As far as I know I have no dependency on the streaming environment. My code is as the snippet below.

import org.apache.flink.api.common.typeinfo.TypeInformation;
import org.apache.flink.api.java.ExecutionEnvironment;
import org.apache.flink.table.api.Table;
import org.apache.flink.table.api.TableEnvironment;
import org.apache.flink.table.api.java.BatchTableEnvironment;
import org.apache.flink.table.sources.CsvTableSource;
import org.apache.flink.table.sources.TableSource;

import java.util.Date;


public class BatchJob {

    public static void main(String[] args) throws Exception {
        final ExecutionEnvironment bEnv = ExecutionEnvironment.getExecutionEnvironment();
        // create a TableEnvironment for batch queries
        final BatchTableEnvironment bTableEnv = TableEnvironment.getTableEnvironment(bEnv);
    ... do stuff
    // execute program
        bEnv.execute("MY Batch Jon");
    }

My pom dependencies are as as below

<dependencies>
        <!-- Apache Flink dependencies -->
        <!-- These dependencies are provided, because they should not be packaged into the JAR file. -->
        <dependency>
            <groupId>org.apache.flink</groupId>
            <artifactId>flink-java</artifactId>
            <version>${flink.version}</version>
            <scope>provided</scope>
        </dependency>
        <dependency>
            <groupId>org.apache.flink</groupId>
            <artifactId>flink-table_2.11</artifactId>
            <version>${flink.version}</version>
        </dependency>
        <dependency>
            <groupId>org.apache.flink</groupId>
            <artifactId>flink-scala_2.11</artifactId>
            <version>${flink.version}</version>
        </dependency>




        <!-- Add connector dependencies here.

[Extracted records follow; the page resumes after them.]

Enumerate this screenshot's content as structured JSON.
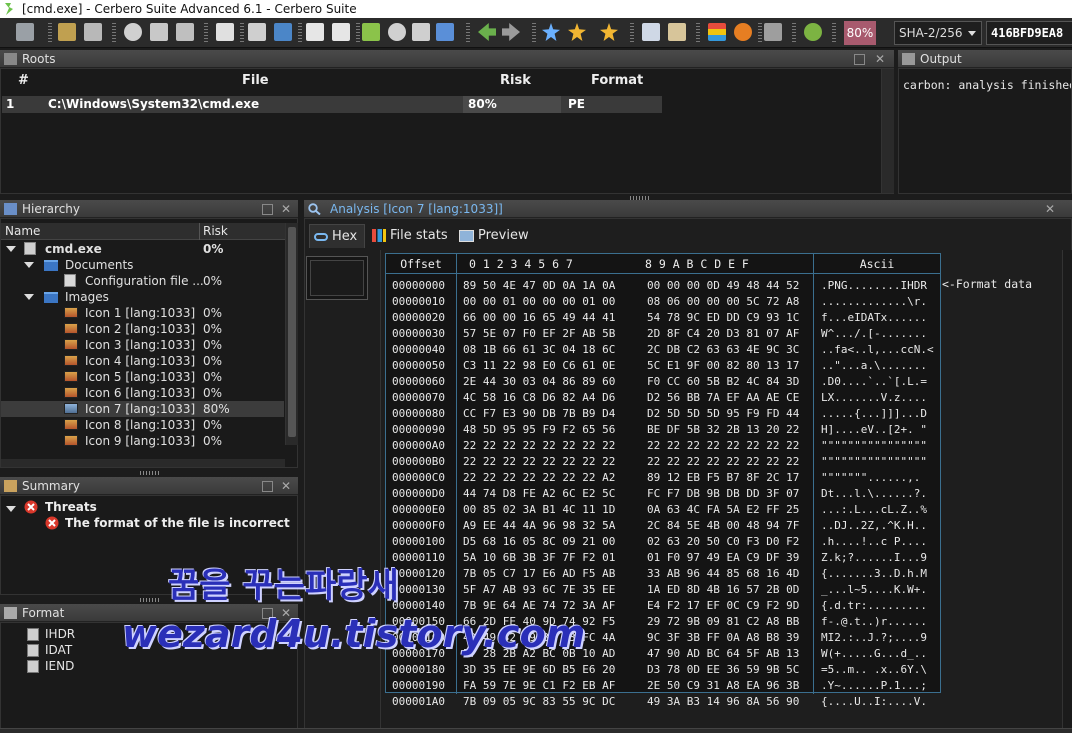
{
  "window": {
    "title": "[cmd.exe] - Cerbero Suite Advanced 6.1 - Cerbero Suite"
  },
  "toolbar": {
    "risk_percent": "80%",
    "hash_algorithm": "SHA-2/256",
    "hash_value": "416BFD9EA8",
    "colors": {
      "risk_bg": "#a85a6e"
    }
  },
  "roots": {
    "title": "Roots",
    "columns": [
      "#",
      "File",
      "Risk",
      "Format"
    ],
    "rows": [
      {
        "num": "1",
        "file": "C:\\Windows\\System32\\cmd.exe",
        "risk": "80%",
        "format": "PE"
      }
    ]
  },
  "output": {
    "title": "Output",
    "text": "carbon: analysis finished"
  },
  "hierarchy": {
    "title": "Hierarchy",
    "columns": [
      "Name",
      "Risk"
    ],
    "nodes": [
      {
        "label": "cmd.exe",
        "risk": "0%",
        "icon": "file-icon",
        "bold": true
      },
      {
        "label": "Documents",
        "risk": "",
        "icon": "folder-icon"
      },
      {
        "label": "Configuration file ...",
        "risk": "0%",
        "icon": "file-icon"
      },
      {
        "label": "Images",
        "risk": "",
        "icon": "folder-icon"
      },
      {
        "label": "Icon 1 [lang:1033]",
        "risk": "0%",
        "icon": "image-icon"
      },
      {
        "label": "Icon 2 [lang:1033]",
        "risk": "0%",
        "icon": "image-icon"
      },
      {
        "label": "Icon 3 [lang:1033]",
        "risk": "0%",
        "icon": "image-icon"
      },
      {
        "label": "Icon 4 [lang:1033]",
        "risk": "0%",
        "icon": "image-icon"
      },
      {
        "label": "Icon 5 [lang:1033]",
        "risk": "0%",
        "icon": "image-icon"
      },
      {
        "label": "Icon 6 [lang:1033]",
        "risk": "0%",
        "icon": "image-icon"
      },
      {
        "label": "Icon 7 [lang:1033]",
        "risk": "80%",
        "icon": "image-icon",
        "selected": true
      },
      {
        "label": "Icon 8 [lang:1033]",
        "risk": "0%",
        "icon": "image-icon"
      },
      {
        "label": "Icon 9 [lang:1033]",
        "risk": "0%",
        "icon": "image-icon"
      }
    ]
  },
  "summary": {
    "title": "Summary",
    "group": "Threats",
    "items": [
      "The format of the file is incorrect"
    ]
  },
  "format": {
    "title": "Format",
    "items": [
      "IHDR",
      "IDAT",
      "IEND"
    ]
  },
  "analysis": {
    "title": "Analysis [Icon 7 [lang:1033]]",
    "tabs": [
      "Hex",
      "File stats",
      "Preview"
    ],
    "hex": {
      "header_offset": "Offset",
      "header_bytes_left": "0  1  2  3  4  5  6  7",
      "header_bytes_right": "8  9  A  B  C  D  E  F",
      "header_ascii": "Ascii",
      "annotation": "<-Format data",
      "rows": [
        {
          "off": "00000000",
          "l": "89 50 4E 47 0D 0A 1A 0A",
          "r": "00 00 00 0D 49 48 44 52",
          "a": ".PNG........IHDR"
        },
        {
          "off": "00000010",
          "l": "00 00 01 00 00 00 01 00",
          "r": "08 06 00 00 00 5C 72 A8",
          "a": ".............\\r."
        },
        {
          "off": "00000020",
          "l": "66 00 00 16 65 49 44 41",
          "r": "54 78 9C ED DD C9 93 1C",
          "a": "f...eIDATx......"
        },
        {
          "off": "00000030",
          "l": "57 5E 07 F0 EF 2F AB 5B",
          "r": "2D 8F C4 20 D3 81 07 AF",
          "a": "W^.../.[-......."
        },
        {
          "off": "00000040",
          "l": "08 1B 66 61 3C 04 18 6C",
          "r": "2C DB C2 63 63 4E 9C 3C",
          "a": "..fa<..l,...ccN.<"
        },
        {
          "off": "00000050",
          "l": "C3 11 22 98 E0 C6 61 0E",
          "r": "5C E1 9F 00 82 80 13 17",
          "a": "..\"...a.\\......."
        },
        {
          "off": "00000060",
          "l": "2E 44 30 03 04 86 89 60",
          "r": "F0 CC 60 5B B2 4C 84 3D",
          "a": ".D0....`..`[.L.="
        },
        {
          "off": "00000070",
          "l": "4C 58 16 C8 D6 82 A4 D6",
          "r": "D2 56 BB 7A EF AA AE CE",
          "a": "LX.......V.z...."
        },
        {
          "off": "00000080",
          "l": "CC F7 E3 90 DB 7B B9 D4",
          "r": "D2 5D 5D 5D 95 F9 FD 44",
          "a": ".....{...]]]...D"
        },
        {
          "off": "00000090",
          "l": "48 5D 95 95 F9 F2 65 56",
          "r": "BE DF 5B 32 2B 13 20 22",
          "a": "H]....eV..[2+. \""
        },
        {
          "off": "000000A0",
          "l": "22 22 22 22 22 22 22 22",
          "r": "22 22 22 22 22 22 22 22",
          "a": "\"\"\"\"\"\"\"\"\"\"\"\"\"\"\"\""
        },
        {
          "off": "000000B0",
          "l": "22 22 22 22 22 22 22 22",
          "r": "22 22 22 22 22 22 22 22",
          "a": "\"\"\"\"\"\"\"\"\"\"\"\"\"\"\"\""
        },
        {
          "off": "000000C0",
          "l": "22 22 22 22 22 22 22 A2",
          "r": "89 12 EB F5 B7 8F 2C 17",
          "a": "\"\"\"\"\"\"\"......,."
        },
        {
          "off": "000000D0",
          "l": "44 74 D8 FE A2 6C E2 5C",
          "r": "FC F7 DB 9B DB DD 3F 07",
          "a": "Dt...l.\\......?."
        },
        {
          "off": "000000E0",
          "l": "00 85 02 3A B1 4C 11 1D",
          "r": "0A 63 4C FA 5A E2 FF 25",
          "a": "...:.L...cL.Z..%"
        },
        {
          "off": "000000F0",
          "l": "A9 EE 44 4A 96 98 32 5A",
          "r": "2C 84 5E 4B 00 48 94 7F",
          "a": "..DJ..2Z,.^K.H.."
        },
        {
          "off": "00000100",
          "l": "D5 68 16 05 8C 09 21 00",
          "r": "02 63 20 50 C0 F3 D0 F2",
          "a": ".h....!..c P...."
        },
        {
          "off": "00000110",
          "l": "5A 10 6B 3B 3F 7F F2 01",
          "r": "01 F0 97 49 EA C9 DF 39",
          "a": "Z.k;?......I...9"
        },
        {
          "off": "00000120",
          "l": "7B 05 C7 17 E6 AD F5 AB",
          "r": "33 AB 96 44 85 68 16 4D",
          "a": "{.......3..D.h.M"
        },
        {
          "off": "00000130",
          "l": "5F A7 AB 93 6C 7E 35 EE",
          "r": "1A ED 8D 4B 16 57 2B 0D",
          "a": "_...l~5....K.W+."
        },
        {
          "off": "00000140",
          "l": "7B 9E 64 AE 74 72 3A AF",
          "r": "E4 F2 17 EF 0C C9 F2 9D",
          "a": "{.d.tr:........."
        },
        {
          "off": "00000150",
          "l": "66 2D FE 40 9D 74 92 F5",
          "r": "29 72 9B 09 81 C2 A8 BB",
          "a": "f-.@.t..)r......"
        },
        {
          "off": "00000160",
          "l": "4D 49 32 E9 3A D3 FC 4A",
          "r": "9C 3F 3B FF 0A A8 B8 39",
          "a": "MI2.:..J.?;....9"
        },
        {
          "off": "00000170",
          "l": "57 28 2B A2 BC 0B 10 AD",
          "r": "47 90 AD BC 64 5F AB 13",
          "a": "W(+.....G...d_.."
        },
        {
          "off": "00000180",
          "l": "3D 35 EE 9E 6D B5 E6 20",
          "r": "D3 78 0D EE 36 59 9B 5C",
          "a": "=5..m.. .x..6Y.\\"
        },
        {
          "off": "00000190",
          "l": "FA 59 7E 9E C1 F2 EB AF",
          "r": "2E 50 C9 31 A8 EA 96 3B",
          "a": ".Y~......P.1...;"
        },
        {
          "off": "000001A0",
          "l": "7B 09 05 9C 83 55 9C DC",
          "r": "49 3A B3 14 96 8A 56 90",
          "a": "{....U..I:....V."
        }
      ]
    }
  },
  "watermark": {
    "korean": "꿈을 꾸는파랑새",
    "url": "wezard4u.tistory.com"
  }
}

They must be in the default scope (compile). -->


        <!-- Example:

        <dependency>
            <groupId>org.apache.flink</groupId>
            <artifactId>flink-connector-kafka-0.10_${scala.binary.version}</artifactId>
            <version>${flink.version}</version>
        </dependency>
        -->

        <!-- Add logging framework, to produce console output when running in the IDE. -->
        <!-- These dependencies are excluded from the application JAR by default. -->
        <dependency>
            <groupId>org.slf4j</groupId>
            <artifactId>slf4j-log4j12</artifactId>
            <version>1.7.7</version>
            <scope>runtime</scope>
        </dependency>
        <dependency>
            <groupId>log4j</groupId>
            <artifactId>log4j</artifactId>
            <version>1.2.17</version>
            <scope>runtime</scope>
        </dependency>

    </dependencies>

Please can someone help me understand what the dependency of the Streaming API is and why I need it for a batch job? Thanks very much in advance for your help. Oliver

1

1 Answers

0
votes

Flink's Table API and SQL support are unified APIs for batch and stream processing. Many internal classes are shared between batch and stream execution and Scala / Java Table API and SQL and hence link to Flink's batch and streaming dependencies.

Due to these common classes, also batch queries require on the flink-streaming dependencies.